O que você imagina que pode acontecer com as redes sociais de uma especialista internacional em desinformação e democratização que escreve um livro extremamente contundente, corajoso, esclarecedor e expositivo contra o machismo e com o intuito de fortalecer outras mulheres para combater ataques virtuais? Exatamente isso. Nina Jankowicz, para quem "ser uma mulher online é um ato, em si, perigoso", passou a ser um alvo ainda mais escancarado de ofensas misóginas e ameaças físicas.
A primeira lição é tão triste quanto sagaz. Como explicar para amigos e familiares com pouca relevância nas redes que você, uma mulher que precisa delas para pesquisar e divulgar seu trabalho, sofre ofensas diárias e precisa de uma rede de apoio para suportar e não adoecer seriamente? Nina inventa um cenário fictício: no trajeto da sua casa até o seu escritório, precisa fugir de "admiradores" (ou ignorá-los, ou expô-los ou ter forças para seguir em gente) que computam suas rugas, opinam sobre a idade do seu útero e dizem coisas como "aprenda a arte do boquete e faça alguma coisa de útil nessa sua vida de merda!".
Pior, para a autora, é ainda ter que ouvir de tanta gente (incluindo colegas do sexo feminino) que as mulheres que contestam e denunciam esses ataques são "rainhas do drama" e que, já que são tão inteligentes e fortes e feministas, deveriam apenas ter pena desses homens "patéticos sentados de cuecas no porão da casa da mãe". Alguns dos seus trolls já lhe disseram: "não sabe brincar, não desce pro play".

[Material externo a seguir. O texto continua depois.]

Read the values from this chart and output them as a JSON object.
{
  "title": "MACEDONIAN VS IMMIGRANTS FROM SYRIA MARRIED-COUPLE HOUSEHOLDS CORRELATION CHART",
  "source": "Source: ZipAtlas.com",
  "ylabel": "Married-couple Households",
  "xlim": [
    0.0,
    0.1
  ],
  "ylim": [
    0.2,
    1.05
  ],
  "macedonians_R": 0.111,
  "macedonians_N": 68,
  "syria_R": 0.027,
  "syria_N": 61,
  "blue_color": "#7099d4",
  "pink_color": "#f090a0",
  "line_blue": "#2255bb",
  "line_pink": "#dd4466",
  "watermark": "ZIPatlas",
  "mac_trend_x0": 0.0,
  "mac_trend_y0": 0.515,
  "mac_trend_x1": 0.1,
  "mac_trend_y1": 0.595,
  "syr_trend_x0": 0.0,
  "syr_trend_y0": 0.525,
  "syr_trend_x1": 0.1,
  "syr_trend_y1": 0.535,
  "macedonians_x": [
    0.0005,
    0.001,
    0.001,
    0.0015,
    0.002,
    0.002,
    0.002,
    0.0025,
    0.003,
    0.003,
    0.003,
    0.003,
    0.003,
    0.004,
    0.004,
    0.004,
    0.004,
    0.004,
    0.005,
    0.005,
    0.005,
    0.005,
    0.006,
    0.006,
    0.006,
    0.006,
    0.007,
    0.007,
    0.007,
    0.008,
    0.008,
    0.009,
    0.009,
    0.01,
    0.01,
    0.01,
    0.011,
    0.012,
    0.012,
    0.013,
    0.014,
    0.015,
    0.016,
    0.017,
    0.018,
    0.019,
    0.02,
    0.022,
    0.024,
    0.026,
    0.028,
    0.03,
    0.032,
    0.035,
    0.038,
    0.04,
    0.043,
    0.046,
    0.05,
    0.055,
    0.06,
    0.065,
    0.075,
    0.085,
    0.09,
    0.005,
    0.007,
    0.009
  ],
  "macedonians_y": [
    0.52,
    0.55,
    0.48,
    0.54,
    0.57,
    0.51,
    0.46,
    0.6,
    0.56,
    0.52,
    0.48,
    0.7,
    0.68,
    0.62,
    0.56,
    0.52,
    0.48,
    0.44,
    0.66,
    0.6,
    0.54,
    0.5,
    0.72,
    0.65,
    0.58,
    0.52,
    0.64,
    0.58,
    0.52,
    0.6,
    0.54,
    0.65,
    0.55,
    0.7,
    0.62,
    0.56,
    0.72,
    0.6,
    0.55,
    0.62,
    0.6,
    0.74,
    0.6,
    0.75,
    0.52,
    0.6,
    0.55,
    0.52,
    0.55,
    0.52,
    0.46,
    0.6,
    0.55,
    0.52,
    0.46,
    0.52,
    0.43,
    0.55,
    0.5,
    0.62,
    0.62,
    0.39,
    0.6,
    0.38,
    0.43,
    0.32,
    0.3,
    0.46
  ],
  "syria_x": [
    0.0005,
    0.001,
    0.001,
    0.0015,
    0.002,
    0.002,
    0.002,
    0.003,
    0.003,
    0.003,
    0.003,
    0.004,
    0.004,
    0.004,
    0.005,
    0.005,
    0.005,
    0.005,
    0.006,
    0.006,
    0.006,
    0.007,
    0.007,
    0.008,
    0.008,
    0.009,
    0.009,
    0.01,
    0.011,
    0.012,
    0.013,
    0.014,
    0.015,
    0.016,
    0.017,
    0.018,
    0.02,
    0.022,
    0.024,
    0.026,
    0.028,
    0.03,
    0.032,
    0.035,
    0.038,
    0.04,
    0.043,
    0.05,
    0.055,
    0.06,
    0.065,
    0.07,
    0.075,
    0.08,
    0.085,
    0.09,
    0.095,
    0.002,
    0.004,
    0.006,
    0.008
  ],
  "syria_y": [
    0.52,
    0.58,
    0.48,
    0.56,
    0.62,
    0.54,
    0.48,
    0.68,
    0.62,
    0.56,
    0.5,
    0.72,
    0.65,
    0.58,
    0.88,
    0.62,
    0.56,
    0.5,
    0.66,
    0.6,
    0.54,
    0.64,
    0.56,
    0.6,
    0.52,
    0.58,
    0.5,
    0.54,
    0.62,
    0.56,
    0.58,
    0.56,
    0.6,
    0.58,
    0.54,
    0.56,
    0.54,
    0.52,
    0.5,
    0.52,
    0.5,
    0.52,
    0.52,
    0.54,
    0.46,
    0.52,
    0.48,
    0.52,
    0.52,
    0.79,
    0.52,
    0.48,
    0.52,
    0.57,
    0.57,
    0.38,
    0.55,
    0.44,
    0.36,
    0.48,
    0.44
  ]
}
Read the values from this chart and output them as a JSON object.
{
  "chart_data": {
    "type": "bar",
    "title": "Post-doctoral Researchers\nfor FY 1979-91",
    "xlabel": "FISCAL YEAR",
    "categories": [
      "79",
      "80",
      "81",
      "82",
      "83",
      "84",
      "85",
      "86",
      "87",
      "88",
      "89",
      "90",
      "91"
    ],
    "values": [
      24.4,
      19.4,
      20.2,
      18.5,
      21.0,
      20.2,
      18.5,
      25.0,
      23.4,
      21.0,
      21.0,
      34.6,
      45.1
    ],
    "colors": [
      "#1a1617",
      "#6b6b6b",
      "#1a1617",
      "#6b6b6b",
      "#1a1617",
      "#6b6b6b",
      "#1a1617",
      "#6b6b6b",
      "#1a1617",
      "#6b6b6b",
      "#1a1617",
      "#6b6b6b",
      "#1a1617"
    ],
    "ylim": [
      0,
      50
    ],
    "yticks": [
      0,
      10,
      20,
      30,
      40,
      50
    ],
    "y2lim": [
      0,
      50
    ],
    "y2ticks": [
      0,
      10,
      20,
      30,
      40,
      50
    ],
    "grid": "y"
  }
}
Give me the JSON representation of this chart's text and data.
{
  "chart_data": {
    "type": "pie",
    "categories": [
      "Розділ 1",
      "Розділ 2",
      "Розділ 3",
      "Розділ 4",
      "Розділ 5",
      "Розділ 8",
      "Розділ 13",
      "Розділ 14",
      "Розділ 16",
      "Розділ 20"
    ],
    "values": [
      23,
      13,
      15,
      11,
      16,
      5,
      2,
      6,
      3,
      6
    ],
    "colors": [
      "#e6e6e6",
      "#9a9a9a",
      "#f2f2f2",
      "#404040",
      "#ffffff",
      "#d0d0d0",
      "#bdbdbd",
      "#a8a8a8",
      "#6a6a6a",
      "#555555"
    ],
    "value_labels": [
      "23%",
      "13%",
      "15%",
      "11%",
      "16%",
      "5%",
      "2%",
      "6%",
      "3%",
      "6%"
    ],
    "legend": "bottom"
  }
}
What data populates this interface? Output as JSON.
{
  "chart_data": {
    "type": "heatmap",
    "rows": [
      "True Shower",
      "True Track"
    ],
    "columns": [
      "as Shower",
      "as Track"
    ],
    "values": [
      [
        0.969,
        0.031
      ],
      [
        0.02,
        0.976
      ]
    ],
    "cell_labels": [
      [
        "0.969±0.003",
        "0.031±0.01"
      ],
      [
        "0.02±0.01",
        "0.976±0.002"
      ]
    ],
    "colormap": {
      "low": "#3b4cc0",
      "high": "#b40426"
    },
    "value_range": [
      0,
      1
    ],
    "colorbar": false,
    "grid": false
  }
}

Mas para Nina este não é um preço a se pagar por ser reconhecida e bem-sucedida, que se expõe e provoca: "Chega de aceitarmos que o assédio às mulheres seja apenas o custo de seu engajamento na mídia social ou, pior, que as mulheres devem suportar o assédio e silenciar em nome da "liberdade de expressão".
A obra traz muitas das pesquisas e experiências de Jankowicz, mas também conta as histórias de Cindy Otis, ex-analista da CIA; Nicole Perlroth, jornalista do New York Times e Van Badham, dramaturga e ativista. Da conversa entra elas, fica mais claro quando devemos, ao ser atacadas no Twitter, Facebook ou Instagram, escolher a vingança ou o bloqueio. Com destaque para a maravilhosa teoria sobre os difamadores que têm "tesão em engajamento".
Grifei compulsivamente as partes em que Nina conta como inventaram um personagem odiável para sua amiga Van (e a internet amou defenestrar aquela persona tal qual uma protagonista de televisão) e sobre a sua conclusão de que todos que querem te calar (e matar virtualmente) desejam doentemente ocupar o seu lugar.
Leitura obrigatória para quem quer saber como ser autêntico na internet sem correr risco de vida, como proteger melhor suas senhas ou a hora de procurar ajuda para um antidoxxing. A edição brasileira, pela editora Vestígio, conta ainda com a apresentação gloriosa de Patrícia Campos Mello, repórter especial deste jornal. Pata conta detalhes da violência que sofreu na internet, depois que o presidente Bolsonaro (aê, desgraçado, perdeu, já vai tarde, ops, vamos voltar para a resenha) autorizou e mobilizou seu gado a disseminar fake news torpe e de cunho sexual contra a jornalista.